Scott A. Roecker
Vice President, Nuclear Materials Security
Nuclear energy provides societal benefits but also security and nonproliferation challenges
Create international partnerships that incentivize decisions not to develop domestic enrichment and reprocessing facilities
Comprehensive and pragmatic international nuclear fuel cycle approaches that reinforce key nonproliferation and nuclear security principles
Because of their inherent dual-use nature, beneficial nuclear power programs and other peaceful uses of nuclear energy create significant security and nonproliferation challenges for the international community, if not addressed. The buildup of fissile material inventories, the spread of uranium enrichment and spent nuclear fuel reprocessing capabilities, and limited permanent solutions for accumulating spent fuel all contribute to uncertainty and proliferation risks.

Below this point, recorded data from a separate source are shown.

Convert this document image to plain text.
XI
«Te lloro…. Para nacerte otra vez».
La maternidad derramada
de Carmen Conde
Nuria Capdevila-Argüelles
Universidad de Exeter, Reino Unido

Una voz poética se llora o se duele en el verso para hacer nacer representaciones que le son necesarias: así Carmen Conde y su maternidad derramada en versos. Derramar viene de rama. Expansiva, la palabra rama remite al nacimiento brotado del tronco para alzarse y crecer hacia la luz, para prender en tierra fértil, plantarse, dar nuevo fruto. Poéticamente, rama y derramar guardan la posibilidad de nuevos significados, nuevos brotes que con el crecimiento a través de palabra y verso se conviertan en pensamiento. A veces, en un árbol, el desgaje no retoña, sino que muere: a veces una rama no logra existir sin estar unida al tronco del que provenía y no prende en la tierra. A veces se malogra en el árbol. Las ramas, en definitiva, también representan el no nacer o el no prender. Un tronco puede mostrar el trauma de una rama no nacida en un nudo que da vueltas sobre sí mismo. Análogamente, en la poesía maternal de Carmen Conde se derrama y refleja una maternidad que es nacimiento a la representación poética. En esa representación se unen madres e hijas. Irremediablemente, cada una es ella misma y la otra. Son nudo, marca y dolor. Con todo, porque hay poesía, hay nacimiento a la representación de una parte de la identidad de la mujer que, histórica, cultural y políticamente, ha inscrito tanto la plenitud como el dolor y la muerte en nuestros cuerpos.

Although practical solutions exist for all of these issues, at present there is little political appetite to address these challenges.
By focusing on regional partnerships—initially in the Middle East and East Asia but broadly applicable in other regions (e.g. South America, Africa, Asia Pacific)—NTI is committed to identifying, incentivizing, and implementing an international nuclear fuel cycle approach that supports a reliable and economically sustainable commercial fuel market, while reinforcing key nonproliferation and nuclear security principles.